Arizona’s criminal charges against Kalshi do not constitute “imminent harm” against the business, the state’s lawyers argue in a new legal brief, because it can avoid any harm by simply ceasing to offer sports and election contracts.
The brief was filed Wednesday in Kalshi’s federal lawsuit against Arizona in the U.S. District Court for the District of Arizona.
gov.uscourts.azd_.1483385.18.0Kalshi is fighting for a preliminary injunction to block the state-level criminal charges that Arizona Attorney General Kris Mayes filed against the business on March 17. Kalshi argues that it is immune from state gambling laws, such as the Arizona laws that it is alleged to have violated, because it is under the “exclusive jurisdiction” of the federal Commodity Futures Trading Commission (CFTC).
In its appeal for an injunction, Kalshi argued that the criminal charges are an imminent threat to its business.
However, Arizona’s brief argues that this is not a true threat because the prediction market could simply stop offering the sports and election contracts that led to the criminal charges.
“Kalshi primarily worries about harm to its business as a result of criminal prosecution,” Arizona’s lawyers wrote. “But such harm to its business relationship is not both certain and imminent. As Kalshi admits, its alleged harm rests on ‘if’ it chooses not to comply with Arizona law. Whether any harm comes to Kalshi depends on its own conduct and the decisions of its business partners.”
‘Elephants in mouseholes’
The state’s brief also questioned the idea that the 2010 Dodd-Frank Act allowed for sports betting to be legalized nationwide, eight years before the repeal of PASPA.
“Kalshi would have this Court believe that, in a bill regulating financial markets (the Dodd-Frank Wall Street Reform and Consumer Protection Act) in 2010, Congress silently gave the Commodity Futures Trading Commission (CFTC) exclusive and preemptive authority to regulate sports gambling — and no one realized it until 2025,” it said. “Even more outlandish, Kalshi must contend that when the Supreme Court invalidated a prior federal statute that expressly prohibited almost all sports gambling in 2018, the Supreme Court totally failed to realize that Congress had already given the CFTC exclusive authority over sports gambling through Dodd-Frank.
“But Congress does not hide elephants in mouseholes, and the Supreme Court is not composed of fools.
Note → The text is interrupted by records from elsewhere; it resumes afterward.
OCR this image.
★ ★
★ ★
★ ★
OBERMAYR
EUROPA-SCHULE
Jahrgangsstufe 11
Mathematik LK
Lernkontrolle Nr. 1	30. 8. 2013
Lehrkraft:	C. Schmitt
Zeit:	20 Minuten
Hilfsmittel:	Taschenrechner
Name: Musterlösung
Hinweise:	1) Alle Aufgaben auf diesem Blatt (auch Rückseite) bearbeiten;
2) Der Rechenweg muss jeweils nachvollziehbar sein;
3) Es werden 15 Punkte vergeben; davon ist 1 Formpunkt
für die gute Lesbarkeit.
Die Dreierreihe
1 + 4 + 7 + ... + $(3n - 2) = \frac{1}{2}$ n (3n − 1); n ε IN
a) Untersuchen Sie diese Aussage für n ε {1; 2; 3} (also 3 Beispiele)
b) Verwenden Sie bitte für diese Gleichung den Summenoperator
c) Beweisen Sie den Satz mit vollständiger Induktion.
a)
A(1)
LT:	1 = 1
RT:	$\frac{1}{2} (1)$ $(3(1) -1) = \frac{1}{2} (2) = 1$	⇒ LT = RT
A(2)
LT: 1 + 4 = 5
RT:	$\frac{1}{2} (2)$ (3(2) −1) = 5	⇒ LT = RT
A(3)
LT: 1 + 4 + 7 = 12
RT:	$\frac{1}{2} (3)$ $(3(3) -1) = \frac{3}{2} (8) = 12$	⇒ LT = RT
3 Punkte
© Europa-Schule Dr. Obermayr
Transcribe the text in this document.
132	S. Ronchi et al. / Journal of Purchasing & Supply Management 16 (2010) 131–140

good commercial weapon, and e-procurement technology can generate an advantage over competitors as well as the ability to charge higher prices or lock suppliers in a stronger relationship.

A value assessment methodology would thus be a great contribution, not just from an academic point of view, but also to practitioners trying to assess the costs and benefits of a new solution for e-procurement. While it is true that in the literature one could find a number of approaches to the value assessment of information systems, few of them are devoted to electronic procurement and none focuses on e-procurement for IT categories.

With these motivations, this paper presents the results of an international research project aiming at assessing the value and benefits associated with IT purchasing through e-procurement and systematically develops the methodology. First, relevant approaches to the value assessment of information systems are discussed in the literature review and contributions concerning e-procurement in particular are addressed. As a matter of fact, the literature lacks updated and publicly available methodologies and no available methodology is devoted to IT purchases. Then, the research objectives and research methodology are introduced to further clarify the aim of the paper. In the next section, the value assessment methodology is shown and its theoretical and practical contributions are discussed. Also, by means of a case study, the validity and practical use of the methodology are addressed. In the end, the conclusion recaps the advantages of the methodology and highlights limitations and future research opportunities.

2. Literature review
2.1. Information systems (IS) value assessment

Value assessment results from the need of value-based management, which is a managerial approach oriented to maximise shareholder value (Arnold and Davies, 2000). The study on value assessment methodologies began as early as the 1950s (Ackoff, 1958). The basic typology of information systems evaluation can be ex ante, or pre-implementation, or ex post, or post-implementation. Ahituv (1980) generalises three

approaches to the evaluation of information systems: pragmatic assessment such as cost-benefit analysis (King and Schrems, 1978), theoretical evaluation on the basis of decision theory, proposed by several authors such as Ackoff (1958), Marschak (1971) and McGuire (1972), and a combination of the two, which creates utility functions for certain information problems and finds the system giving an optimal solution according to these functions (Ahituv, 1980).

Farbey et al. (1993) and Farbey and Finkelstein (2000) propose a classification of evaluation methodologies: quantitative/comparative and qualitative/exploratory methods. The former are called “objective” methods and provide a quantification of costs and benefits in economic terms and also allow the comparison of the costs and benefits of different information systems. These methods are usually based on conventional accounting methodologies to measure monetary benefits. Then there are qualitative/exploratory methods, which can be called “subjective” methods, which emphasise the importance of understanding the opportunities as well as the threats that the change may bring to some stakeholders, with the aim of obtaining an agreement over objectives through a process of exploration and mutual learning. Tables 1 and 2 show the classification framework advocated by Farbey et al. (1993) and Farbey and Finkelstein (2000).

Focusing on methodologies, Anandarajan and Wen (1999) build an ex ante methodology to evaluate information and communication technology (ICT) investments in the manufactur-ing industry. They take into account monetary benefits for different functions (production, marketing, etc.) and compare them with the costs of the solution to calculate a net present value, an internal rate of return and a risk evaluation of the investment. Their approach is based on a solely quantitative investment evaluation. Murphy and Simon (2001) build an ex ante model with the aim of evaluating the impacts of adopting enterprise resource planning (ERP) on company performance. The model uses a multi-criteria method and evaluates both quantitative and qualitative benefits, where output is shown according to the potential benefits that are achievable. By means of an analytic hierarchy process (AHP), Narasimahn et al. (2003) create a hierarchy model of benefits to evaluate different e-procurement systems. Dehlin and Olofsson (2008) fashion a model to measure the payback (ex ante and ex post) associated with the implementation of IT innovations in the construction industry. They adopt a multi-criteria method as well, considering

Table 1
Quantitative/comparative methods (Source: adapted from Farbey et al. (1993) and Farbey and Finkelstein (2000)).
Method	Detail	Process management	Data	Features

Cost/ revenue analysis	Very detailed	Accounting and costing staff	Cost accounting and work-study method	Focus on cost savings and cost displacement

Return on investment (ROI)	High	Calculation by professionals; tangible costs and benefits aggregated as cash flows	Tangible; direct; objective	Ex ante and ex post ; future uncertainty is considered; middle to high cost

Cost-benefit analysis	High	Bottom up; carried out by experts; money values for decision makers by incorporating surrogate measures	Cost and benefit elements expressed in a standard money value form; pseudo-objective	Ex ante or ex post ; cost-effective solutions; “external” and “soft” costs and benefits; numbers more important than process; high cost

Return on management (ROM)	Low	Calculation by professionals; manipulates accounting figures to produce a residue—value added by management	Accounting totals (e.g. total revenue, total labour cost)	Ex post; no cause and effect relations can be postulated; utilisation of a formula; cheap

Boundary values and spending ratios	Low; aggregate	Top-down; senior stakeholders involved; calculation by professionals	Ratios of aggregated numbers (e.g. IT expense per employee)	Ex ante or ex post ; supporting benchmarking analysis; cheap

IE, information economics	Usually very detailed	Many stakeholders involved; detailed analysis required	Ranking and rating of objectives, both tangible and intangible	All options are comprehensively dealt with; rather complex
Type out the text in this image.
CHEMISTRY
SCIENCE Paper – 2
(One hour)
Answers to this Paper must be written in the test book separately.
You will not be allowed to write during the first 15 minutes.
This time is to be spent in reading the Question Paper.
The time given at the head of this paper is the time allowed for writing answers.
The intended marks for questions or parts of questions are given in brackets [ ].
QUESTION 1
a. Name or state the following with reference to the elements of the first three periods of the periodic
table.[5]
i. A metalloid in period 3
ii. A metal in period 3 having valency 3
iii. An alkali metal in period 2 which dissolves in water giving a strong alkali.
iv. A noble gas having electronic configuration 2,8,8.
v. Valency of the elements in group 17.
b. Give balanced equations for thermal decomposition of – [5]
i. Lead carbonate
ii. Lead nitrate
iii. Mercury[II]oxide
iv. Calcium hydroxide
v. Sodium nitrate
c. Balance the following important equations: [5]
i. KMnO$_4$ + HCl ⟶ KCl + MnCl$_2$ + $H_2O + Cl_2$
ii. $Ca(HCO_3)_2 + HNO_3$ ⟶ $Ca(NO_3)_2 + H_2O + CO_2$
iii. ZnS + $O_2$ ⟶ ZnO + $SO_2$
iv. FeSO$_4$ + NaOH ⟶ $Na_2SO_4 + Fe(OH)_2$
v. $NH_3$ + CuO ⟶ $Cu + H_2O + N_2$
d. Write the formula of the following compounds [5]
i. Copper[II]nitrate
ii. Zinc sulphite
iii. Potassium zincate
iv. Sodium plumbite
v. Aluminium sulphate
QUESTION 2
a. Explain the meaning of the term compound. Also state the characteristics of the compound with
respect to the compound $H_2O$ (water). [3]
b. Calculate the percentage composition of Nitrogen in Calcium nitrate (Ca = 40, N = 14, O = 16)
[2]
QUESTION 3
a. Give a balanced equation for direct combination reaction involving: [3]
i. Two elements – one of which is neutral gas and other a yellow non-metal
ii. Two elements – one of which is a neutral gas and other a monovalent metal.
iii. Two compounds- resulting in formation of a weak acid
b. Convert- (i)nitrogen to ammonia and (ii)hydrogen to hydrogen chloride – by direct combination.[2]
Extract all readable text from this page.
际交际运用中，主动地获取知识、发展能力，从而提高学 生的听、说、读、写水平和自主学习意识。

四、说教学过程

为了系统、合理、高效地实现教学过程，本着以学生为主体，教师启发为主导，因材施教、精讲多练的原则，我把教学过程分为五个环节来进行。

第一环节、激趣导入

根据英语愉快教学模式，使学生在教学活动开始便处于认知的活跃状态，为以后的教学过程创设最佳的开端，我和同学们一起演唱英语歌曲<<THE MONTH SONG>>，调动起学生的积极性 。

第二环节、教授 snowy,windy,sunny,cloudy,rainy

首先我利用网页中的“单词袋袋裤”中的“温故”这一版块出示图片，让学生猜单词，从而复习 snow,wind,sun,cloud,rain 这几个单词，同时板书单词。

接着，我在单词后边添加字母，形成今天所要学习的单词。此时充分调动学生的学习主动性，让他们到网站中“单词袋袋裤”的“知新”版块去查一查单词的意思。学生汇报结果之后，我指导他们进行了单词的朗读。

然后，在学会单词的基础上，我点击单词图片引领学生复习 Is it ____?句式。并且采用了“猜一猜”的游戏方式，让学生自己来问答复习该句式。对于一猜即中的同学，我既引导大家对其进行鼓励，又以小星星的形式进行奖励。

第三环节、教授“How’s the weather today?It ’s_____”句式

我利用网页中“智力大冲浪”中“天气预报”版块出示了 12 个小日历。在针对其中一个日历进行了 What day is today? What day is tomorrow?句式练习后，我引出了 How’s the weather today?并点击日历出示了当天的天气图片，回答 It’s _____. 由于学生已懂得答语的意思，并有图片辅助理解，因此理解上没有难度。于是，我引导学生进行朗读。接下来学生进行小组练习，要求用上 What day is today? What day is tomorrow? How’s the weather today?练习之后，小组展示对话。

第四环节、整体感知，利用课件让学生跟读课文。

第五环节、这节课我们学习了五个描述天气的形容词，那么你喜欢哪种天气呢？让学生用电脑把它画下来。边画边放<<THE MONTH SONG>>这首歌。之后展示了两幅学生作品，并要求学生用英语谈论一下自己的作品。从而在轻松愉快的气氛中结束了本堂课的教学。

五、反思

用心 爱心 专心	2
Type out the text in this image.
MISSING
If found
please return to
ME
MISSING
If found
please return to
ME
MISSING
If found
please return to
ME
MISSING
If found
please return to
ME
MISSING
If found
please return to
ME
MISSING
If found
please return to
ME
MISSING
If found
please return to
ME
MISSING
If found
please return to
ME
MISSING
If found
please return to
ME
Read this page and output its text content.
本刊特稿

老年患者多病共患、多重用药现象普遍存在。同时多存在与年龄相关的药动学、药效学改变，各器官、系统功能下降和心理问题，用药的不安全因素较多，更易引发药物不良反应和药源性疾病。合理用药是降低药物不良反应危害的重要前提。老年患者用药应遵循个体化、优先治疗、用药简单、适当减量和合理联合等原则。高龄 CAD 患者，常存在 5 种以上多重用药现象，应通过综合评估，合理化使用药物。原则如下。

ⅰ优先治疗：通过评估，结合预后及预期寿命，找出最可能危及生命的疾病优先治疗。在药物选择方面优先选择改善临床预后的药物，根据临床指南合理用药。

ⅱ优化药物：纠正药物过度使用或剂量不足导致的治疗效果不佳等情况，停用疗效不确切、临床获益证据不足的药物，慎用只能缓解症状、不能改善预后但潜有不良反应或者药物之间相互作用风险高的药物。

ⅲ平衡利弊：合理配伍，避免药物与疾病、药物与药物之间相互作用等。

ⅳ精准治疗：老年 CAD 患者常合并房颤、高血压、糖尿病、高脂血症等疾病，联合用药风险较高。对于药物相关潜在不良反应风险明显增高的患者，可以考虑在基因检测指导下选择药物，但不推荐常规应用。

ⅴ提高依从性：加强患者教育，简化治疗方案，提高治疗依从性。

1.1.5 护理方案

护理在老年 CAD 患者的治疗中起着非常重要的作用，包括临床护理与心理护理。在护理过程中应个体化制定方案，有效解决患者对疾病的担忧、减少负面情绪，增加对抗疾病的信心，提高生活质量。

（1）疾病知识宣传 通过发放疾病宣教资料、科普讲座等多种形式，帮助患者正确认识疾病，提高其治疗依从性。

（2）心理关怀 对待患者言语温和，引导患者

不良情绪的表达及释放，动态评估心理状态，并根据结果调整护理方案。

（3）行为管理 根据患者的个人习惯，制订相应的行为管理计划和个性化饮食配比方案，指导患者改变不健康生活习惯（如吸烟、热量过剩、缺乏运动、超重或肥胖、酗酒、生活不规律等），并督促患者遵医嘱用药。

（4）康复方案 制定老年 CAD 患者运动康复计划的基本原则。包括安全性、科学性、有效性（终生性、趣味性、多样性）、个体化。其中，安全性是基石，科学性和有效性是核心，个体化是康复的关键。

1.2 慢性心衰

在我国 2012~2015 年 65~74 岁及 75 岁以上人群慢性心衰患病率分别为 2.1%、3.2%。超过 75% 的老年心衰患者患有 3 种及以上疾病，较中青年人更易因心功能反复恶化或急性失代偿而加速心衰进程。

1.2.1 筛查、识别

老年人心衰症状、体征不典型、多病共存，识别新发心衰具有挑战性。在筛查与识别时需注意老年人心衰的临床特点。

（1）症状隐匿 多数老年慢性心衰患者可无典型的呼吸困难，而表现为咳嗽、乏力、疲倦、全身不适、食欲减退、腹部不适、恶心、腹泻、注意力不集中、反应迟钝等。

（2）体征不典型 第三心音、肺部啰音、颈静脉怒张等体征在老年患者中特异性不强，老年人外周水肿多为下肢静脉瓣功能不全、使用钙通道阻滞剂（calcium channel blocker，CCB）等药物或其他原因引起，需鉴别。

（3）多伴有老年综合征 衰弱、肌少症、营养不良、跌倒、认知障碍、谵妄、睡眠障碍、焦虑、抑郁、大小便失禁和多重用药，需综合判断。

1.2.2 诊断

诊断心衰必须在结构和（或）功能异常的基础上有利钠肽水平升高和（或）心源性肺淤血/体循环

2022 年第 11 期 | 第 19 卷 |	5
Nor does the text of the Dodd-Frank amendments hold that sports bets are swaps that states may not regulate.”
It added that, “Before Murphy, Congress would not have even thought about overriding state laws that regulate sports betting, because at those times it was already largely illegal federally to engage in sports gambling.”
Arizona says sports contracts aren’t swaps
Arizona’s lawyers also repeated arguments that other states have made — mostly, but not always, successfully — about whether sports event contracts can be classed as “swaps” — a type of financial instrument traditionally used for hedging risk — and whether the Commodity Exchange Act (CEA) preempts state gambling laws.
According to the CEA, a swap includes “any agreement, contract, or transaction … that is dependent on the occurrence, nonoccurrence, or the extent of the occurrence of an event or contingency associated with a potential financial, economic, or commercial consequence.”
Citing past court rulings in Nevada and Ohio, the brief said that a swap’s financial, economic, or commercial consequences must be “inherent” and that it can only cover whether an event actually happens, not details of how an event happens such as who wins a football game.
“Swaps are hedging tools,” Arizona’s lawyers said. “There is no genuine basis to hedge against happenings that have no inherent financial, economic, or commercial significance, such as the number of three-point shots made or what announcers say during a basketball game.
“Indeed, Kalshi bans the very people who could arguably use a sports-related event contract to hedge against risk: athletes and other ‘individuals involved in college and professional sports.’”
On preemption, the brief said that the CEA preempts state laws that are explicitly about commodity futures, but not state gambling laws, as there is a long history of gambling being regulated by the states.
“Kalshi’s burden is to establish that Congress clearly and manifestly intended to strip states of their authority to regulate gambling simply because it is facilitating those wagers on a DCM. It cannot carry that heavy burden,” it said. “Gambling regulation is among the most historically entrenched exercises of state police power in American law.”
NJ says Nevada shutdown ‘undermines’ Kalshi arguments
Meanwhile in the U.S. Court of Appeals for the Third Circuit, where New Jersey is appealing a decision to grant Kalshi an injunction, the state flagged Nevada’s recent decision to shut down Kalshi’s sports markets to the court.
New Jersey’s lawyers argue that the move “undermines any claim that it is impossible for Kalshi to comply with state gambling regulations.”